Exactly half a century has passed since construction began on the Berlin Wall, a symbolic reminder of Germany’s troubled past.
The 96 mile wall, which completely surrounded West Berlin, stopped East Germans from escaping to the more financially viable West during its 28 year existence.
Between 1949 and 1961, a reported 3.5 million, many of whom were skilled workers, left the Eastern bloc, escaping a strict communist regime enforced by a repressive Communist party under Wilhelm Pieck.
On a map, the threat seemed somewhat trivial. But the reality of metal and concrete walls and watch towers diminished any attempt of crossing the boundary from the Soviet-occupied East to the Allied-occupied West.

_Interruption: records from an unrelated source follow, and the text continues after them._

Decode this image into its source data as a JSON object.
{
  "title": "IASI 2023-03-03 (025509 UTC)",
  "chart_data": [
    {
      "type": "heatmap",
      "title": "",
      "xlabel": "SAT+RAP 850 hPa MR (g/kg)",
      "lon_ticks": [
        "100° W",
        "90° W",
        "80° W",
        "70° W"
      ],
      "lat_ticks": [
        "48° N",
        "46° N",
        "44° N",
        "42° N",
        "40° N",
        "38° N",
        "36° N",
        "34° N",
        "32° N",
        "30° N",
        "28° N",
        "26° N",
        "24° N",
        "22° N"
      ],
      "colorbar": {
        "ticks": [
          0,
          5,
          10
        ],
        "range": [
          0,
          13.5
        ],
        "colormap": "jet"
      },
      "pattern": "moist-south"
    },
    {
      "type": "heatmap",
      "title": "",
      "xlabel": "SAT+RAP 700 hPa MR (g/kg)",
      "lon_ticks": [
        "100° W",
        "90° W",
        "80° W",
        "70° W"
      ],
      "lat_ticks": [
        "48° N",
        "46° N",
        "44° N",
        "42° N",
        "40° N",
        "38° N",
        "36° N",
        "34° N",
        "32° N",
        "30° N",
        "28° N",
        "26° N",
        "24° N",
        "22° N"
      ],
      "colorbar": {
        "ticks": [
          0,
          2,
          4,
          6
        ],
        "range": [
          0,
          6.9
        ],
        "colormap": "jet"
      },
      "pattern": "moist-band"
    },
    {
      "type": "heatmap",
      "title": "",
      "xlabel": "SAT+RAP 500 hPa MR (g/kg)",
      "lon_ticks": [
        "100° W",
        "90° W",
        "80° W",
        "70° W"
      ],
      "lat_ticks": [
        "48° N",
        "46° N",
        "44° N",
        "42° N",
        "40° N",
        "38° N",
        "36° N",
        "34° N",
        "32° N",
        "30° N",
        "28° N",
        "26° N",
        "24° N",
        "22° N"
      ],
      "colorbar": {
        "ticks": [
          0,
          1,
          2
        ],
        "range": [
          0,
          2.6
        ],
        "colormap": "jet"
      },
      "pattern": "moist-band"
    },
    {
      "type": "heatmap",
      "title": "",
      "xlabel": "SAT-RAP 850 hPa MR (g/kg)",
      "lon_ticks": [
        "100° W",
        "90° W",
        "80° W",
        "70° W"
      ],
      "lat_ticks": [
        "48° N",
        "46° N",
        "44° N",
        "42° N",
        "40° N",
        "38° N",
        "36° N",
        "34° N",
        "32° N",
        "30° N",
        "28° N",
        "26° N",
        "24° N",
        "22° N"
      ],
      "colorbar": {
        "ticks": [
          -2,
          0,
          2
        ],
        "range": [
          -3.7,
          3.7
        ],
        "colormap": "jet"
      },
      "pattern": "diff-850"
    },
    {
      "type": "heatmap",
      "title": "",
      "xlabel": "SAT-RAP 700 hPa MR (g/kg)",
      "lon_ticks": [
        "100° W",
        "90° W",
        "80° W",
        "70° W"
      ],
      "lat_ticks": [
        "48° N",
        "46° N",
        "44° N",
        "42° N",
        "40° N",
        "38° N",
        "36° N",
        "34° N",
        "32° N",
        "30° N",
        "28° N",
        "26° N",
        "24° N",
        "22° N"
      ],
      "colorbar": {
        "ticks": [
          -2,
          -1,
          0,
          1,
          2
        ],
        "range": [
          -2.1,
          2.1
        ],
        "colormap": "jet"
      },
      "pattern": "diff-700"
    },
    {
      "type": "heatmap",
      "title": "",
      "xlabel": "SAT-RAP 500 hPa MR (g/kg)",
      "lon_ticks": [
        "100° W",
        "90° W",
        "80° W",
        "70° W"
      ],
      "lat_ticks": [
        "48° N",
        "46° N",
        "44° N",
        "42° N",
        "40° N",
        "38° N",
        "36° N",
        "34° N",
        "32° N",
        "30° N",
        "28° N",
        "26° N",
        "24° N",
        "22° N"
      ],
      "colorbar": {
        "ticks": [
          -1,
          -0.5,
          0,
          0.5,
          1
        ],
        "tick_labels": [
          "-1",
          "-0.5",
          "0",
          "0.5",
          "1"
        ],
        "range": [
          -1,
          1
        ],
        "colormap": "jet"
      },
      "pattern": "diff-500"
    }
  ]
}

The beginnings of the wall were erected during the night on 13 August 1961. East German troops began to tear apart streets, replacing them with entanglements of barbed wire fencing. Two days later, concrete blocks replaced barbed wire and anti-vehicle trenches were rent into the ground.
Protests in West Berlin were to no avail as jobs were lost and families divided. It wasn’t until two years later, in 1963, that Western Berliners were allowed to visit family and friends in the East whom they had been forbidden to see.
Exhibitions have been commissioned in the German capital over the past couple months to remember the Wall and the history of Berlin’s notorious separation. This renewed interest in the monument’s existence is marked by numerous memorials, museums, sights and special tours, available for visitors in Berlin throughout 2011.